I hope no one else gets treated this way just because they find a game similar to Aces Up “relaxing” or “enjoyable”. Everyone has their own tastes and preferences and while I completely understand some people just do not like certain games I don’t think it’s right when they accuse you of being that kind of person (like someone who likes war and killing/hurting people) for enjoying that particular game.

Thank You,

Very Hurt Pogoer

Dear Very Hurt Pogoer,I’m sorry that you found this conversation so upsetting. Obviously, I wasn’t there and don’t have the benefit of seeing how the conversation played out. The player was likely frustrated and was taking his or her frustration out on you, which is never the polite thing to do.

My guess is that you did attempt to explain yourself, and the player may have been less-than-gracious in response. It sounds like you handled the situation politely.

Sometimes you just have to learn to let these comments wash over you like water off of a duck’s back. The player may have been venting, and you were the unwitting victim. If you should find yourself in a similar situation in the future, mute the player and remember that the comment made says more about him or her than it does about you.

 

Dear Ms. Netiquette,

I read the letter to you concerning the former mother-in-law that undecided felt uncomfortable playing on Pogo with as she had in the past.

As a former mother-in-law, I felt sad that my former daughter in law had all but cut all ties to me after the divorce with my son. We had been very close friends during their marriage and for a time after.

I understand her need to separate herself from the family now, but still it hurts me to have lost such a dear friend.

I hope Undecided writes to her former mother-in-law, and lets her know about her feelings, yet I also hope she continues her relationship with her. I always consider my in-laws as daughters and sons. I feel the loss of one as if it was the loss of one of my own children.

Hoping for a Continued Friendship

Dear Hoping for a Continued Friendship,Thank you so much for your letter. I received a few letters from former mothers-in-law with similar sentiments. One also pointed out that if the couple had children, it’s a whole different situation. I agree, although the letter itself mentioned no children, so I assumed that was not an issue.

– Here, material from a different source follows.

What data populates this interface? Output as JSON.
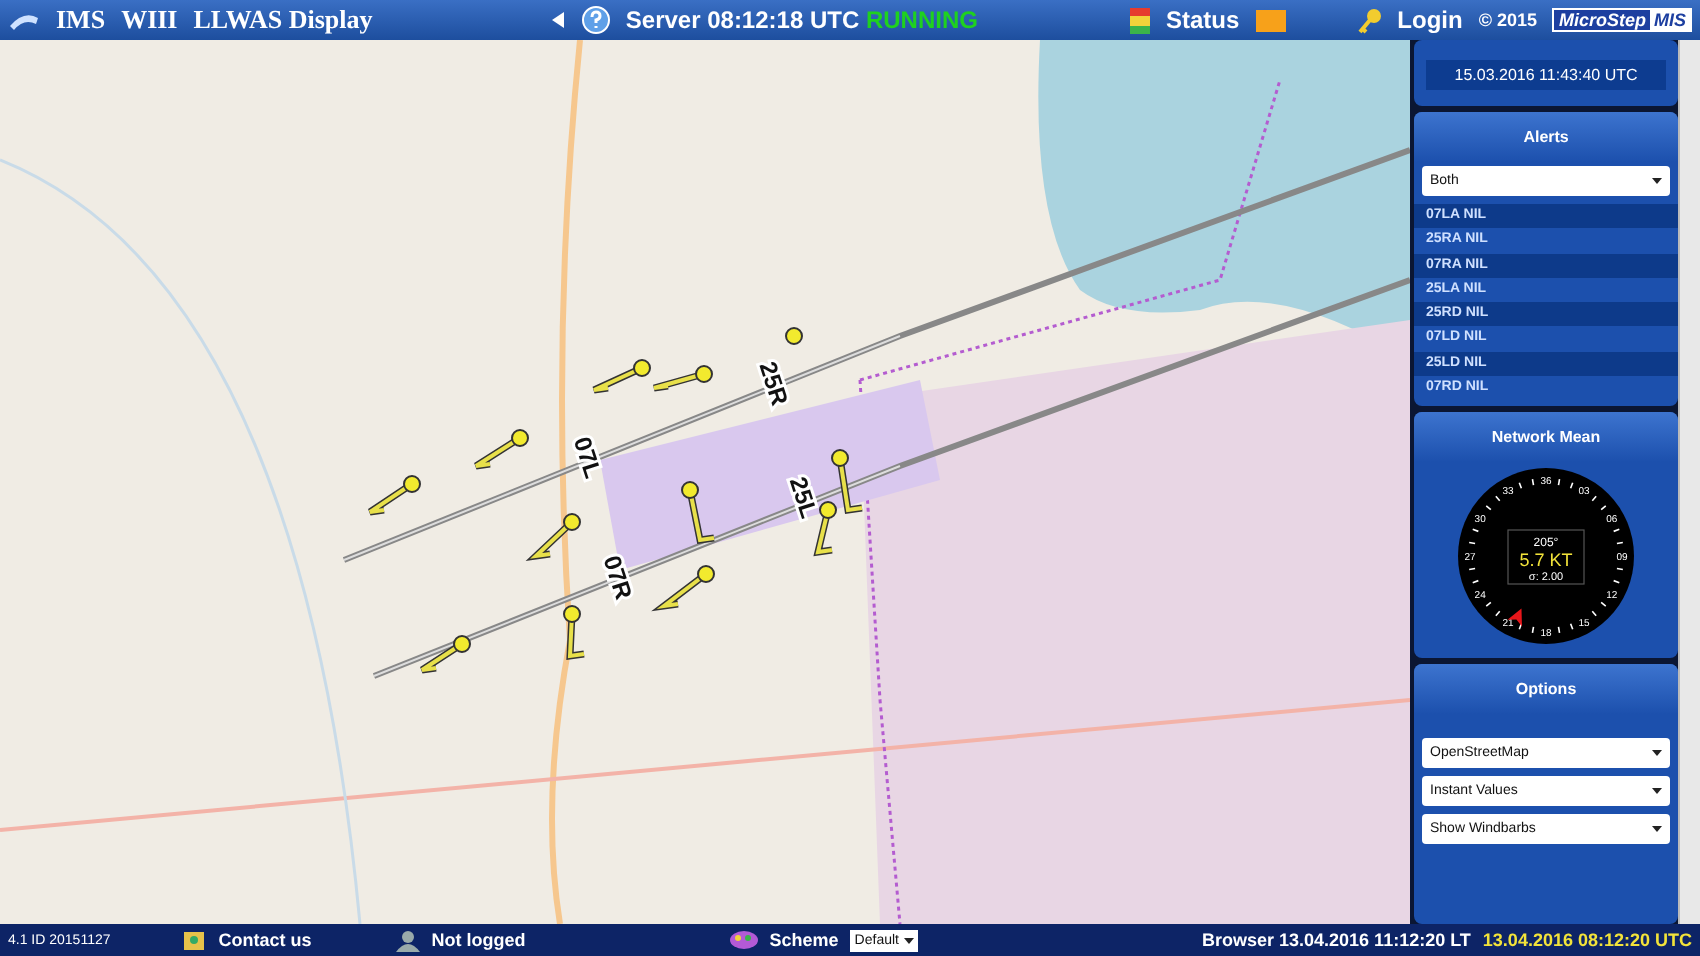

Ultimately, however, it really comes down to the individuals involved. It sounded to me like she was leaning towards ending the relationship, as she found it to be a constant reminder of her recent divorce.

And unfortunately, when someone is attempting to lessen their own hurt, sometimes others end up getting injured in the process. It seemed to me that both last week’s letter writer and her mother-in-law are good people going through a difficult time, and like you, I do hope that someday they can resume their friendship.